The duo and their team carefully examined the Jinzhou embryo fossils along with others recently found in China and Argentina. Previous research had assumed that the Jinzhou embryos were all at a similar stage of development. But after analyzing egg size and shape, limb length, and other age markers, they found the embryos were at various stages of development—from freshly laid to close to hatching.

They also looked at data from juveniles of nine other pterosaur species as well as modern crocodiles and quails to understand the sequence in which their bones harden. The team’s conclusion is that the little pterosaurs, known as flaplings, came out of their shells with the right proportions and strong enough bones to let them take to the skies.

“The extraordinary thing about those embryos is they have a set of bones that in many respects match those of adults in terms of proportions," Unwin tells Chelsea White at New Scientist. “When they come out of the egg, they are like mini-adults.”

One of the strongest pieces of evidence that the pterosaurs were precocious fliers is the fact that their wing bone—equivalent to the middle finger in humans and an important bone for flying—hardens very early. In most vertebrates, it’s one of the last bones to ossify.

“It’s extremely unlikely that they would equip themselves with a flight apparatus if they were not going to use it,” Unwin tells Giaimo. “What do you need mummy and daddy for if you can do everything yourself?”
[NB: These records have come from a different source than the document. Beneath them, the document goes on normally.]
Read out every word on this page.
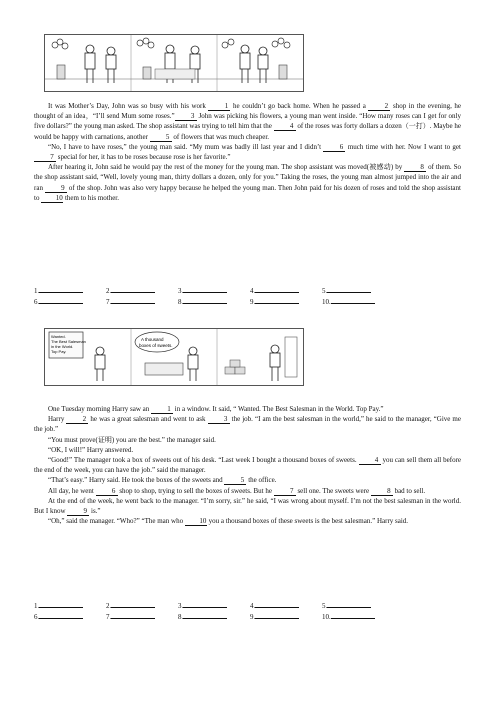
It was Mother’s Day, John was so busy with his work 1 he couldn’t go back home. When he passed a 2 shop in the evening, he thought of an idea，“I’ll send Mum some roses.” 3 John was picking his flowers, a young man went inside. “How many roses can I get for only five dollars?” the young man asked. The shop assistant was trying to tell him that the 4 of the roses was forty dollars a dozen（一打）. Maybe he would be happy with carnations, another 5 of flowers that was much cheaper.

“No, I have to have roses,” the young man said. “My mum was badly ill last year and I didn’t 6 much time with her. Now I want to get 7 special for her, it has to be roses because rose is her favorite.”

After hearing it, John said he would pay the rest of the money for the young man. The shop assistant was moved(被感动) by 8 of them. So the shop assistant said, “Well, lovely young man, thirty dollars a dozen, only for you.” Taking the roses, the young man almost jumped into the air and ran 9 of the shop. John was also very happy because he helped the young man. Then John paid for his dozen of roses and told the shop assistant to 10 them to his mother.

1.	2.	3.	4.	5.
6.	7.	8.	9.	10.
Wanted.
The Best Salesman
in the World.
Top Pay.
A thousand
boxes of sweets.

One Tuesday morning Harry saw an 1 in a window. It said, “ Wanted. The Best Salesman in the World. Top Pay.”

Harry 2 he was a great salesman and went to ask 3 the job. “I am the best salesman in the world,” he said to the manager, “Give me the job.”

“You must prove(证明) you are the best.” the manager said.

“OK, I will!” Harry answered.

“Good!” The manager took a box of sweets out of his desk. “Last week I bought a thousand boxes of sweets. 4 you can sell them all before the end of the week, you can have the job.” said the manager.

“That’s easy.” Harry said. He took the boxes of the sweets and 5 the office.

All day, he went 6 shop to shop, trying to sell the boxes of sweets. But he 7 sell one. The sweets were 8 bad to sell.

At the end of the week, he went back to the manager. “I’m sorry, sir.” he said, “I was wrong about myself. I’m not the best salesman in the world. But I know 9 is.”

“Oh,” said the manager. “Who?” “The man who 10 you a thousand boxes of these sweets is the best salesman.” Harry said.

1.	2.	3.	4.	5.
6.	7.	8.	9.	10.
David Martill, paleobiologist at the University of Portsmouth who was not involved in the study, tells Ryan F. Mandelbaum at Gizmodo that the interpretation is solid. “That paper was super,” he says. “If you look at flying animals, even precocious birds, their wing skeletons aren’t as developed. Bats’ aren’t as developed. Pterosaurs, they’re developed with the same aspect ratio of adults.”

But not everyone thinks the tiny pterosaurs were born air-worthy. Kevin Padian, museum curator at the University of California, Berkeley, tells New Scientist that there is an important piece of the flight puzzle missing: muscles. He points out that even precocial birds can only support about 10 percent of their own bodyweight right out of the egg.
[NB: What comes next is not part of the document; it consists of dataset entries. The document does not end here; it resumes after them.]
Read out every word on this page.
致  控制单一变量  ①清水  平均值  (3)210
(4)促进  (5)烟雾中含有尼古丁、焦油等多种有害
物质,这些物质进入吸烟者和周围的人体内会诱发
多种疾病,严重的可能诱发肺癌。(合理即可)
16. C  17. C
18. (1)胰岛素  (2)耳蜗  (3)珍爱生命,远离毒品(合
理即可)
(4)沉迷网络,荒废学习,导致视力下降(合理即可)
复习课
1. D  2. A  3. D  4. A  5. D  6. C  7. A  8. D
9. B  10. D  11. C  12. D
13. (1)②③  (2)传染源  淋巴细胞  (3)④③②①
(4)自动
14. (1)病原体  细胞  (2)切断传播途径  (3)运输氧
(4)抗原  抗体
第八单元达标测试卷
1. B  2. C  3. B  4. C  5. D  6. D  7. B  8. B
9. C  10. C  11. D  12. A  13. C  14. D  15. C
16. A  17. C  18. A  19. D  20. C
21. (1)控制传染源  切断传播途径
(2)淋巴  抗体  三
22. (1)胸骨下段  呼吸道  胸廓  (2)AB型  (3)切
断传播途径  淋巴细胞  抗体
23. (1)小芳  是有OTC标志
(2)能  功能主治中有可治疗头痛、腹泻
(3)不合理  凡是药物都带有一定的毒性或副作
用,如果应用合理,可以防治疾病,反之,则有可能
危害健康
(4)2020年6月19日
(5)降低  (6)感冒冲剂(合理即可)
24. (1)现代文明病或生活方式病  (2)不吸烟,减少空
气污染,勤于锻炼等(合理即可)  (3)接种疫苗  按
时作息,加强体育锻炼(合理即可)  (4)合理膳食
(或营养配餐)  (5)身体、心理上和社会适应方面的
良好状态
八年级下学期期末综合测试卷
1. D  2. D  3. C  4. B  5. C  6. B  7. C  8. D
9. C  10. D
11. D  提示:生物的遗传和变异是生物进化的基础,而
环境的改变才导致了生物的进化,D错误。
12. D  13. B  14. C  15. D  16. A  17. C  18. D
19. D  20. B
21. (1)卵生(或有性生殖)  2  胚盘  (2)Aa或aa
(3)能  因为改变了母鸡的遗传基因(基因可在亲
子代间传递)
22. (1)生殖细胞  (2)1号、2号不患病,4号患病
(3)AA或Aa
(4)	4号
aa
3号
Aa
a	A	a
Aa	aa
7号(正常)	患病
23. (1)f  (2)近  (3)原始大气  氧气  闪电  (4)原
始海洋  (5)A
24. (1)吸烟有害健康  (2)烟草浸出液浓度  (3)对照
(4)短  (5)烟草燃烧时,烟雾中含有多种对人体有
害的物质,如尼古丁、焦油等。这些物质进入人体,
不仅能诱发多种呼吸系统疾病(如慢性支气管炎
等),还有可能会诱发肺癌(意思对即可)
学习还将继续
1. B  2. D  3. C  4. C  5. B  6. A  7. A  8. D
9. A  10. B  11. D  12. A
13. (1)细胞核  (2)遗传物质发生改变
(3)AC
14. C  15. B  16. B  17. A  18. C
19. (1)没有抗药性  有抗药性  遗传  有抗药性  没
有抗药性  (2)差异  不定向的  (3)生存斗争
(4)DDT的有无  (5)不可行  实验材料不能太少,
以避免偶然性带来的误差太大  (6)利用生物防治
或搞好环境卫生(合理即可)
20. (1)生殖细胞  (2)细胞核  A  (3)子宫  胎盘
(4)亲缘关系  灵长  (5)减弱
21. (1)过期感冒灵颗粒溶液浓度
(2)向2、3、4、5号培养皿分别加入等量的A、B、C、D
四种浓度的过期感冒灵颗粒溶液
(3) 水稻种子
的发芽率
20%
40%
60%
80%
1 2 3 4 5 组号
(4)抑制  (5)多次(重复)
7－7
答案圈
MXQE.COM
“It is quite a stretch to assume that hatchling pterosaurs could support 100 per cent of the body mass in the air, especially with no data on muscle mass of hatchlings,” Padian says.

Unwin points out that this study makes one thing clear: Pterosaurs developed differently than modern birds and bats, making them an imperfect comparison. “It’s that sheer alienness of pterosaurs that is really fascinating about them,” he tells The New York Times’ Giaimo. “These were creatures that were really different than anything that’s around today.”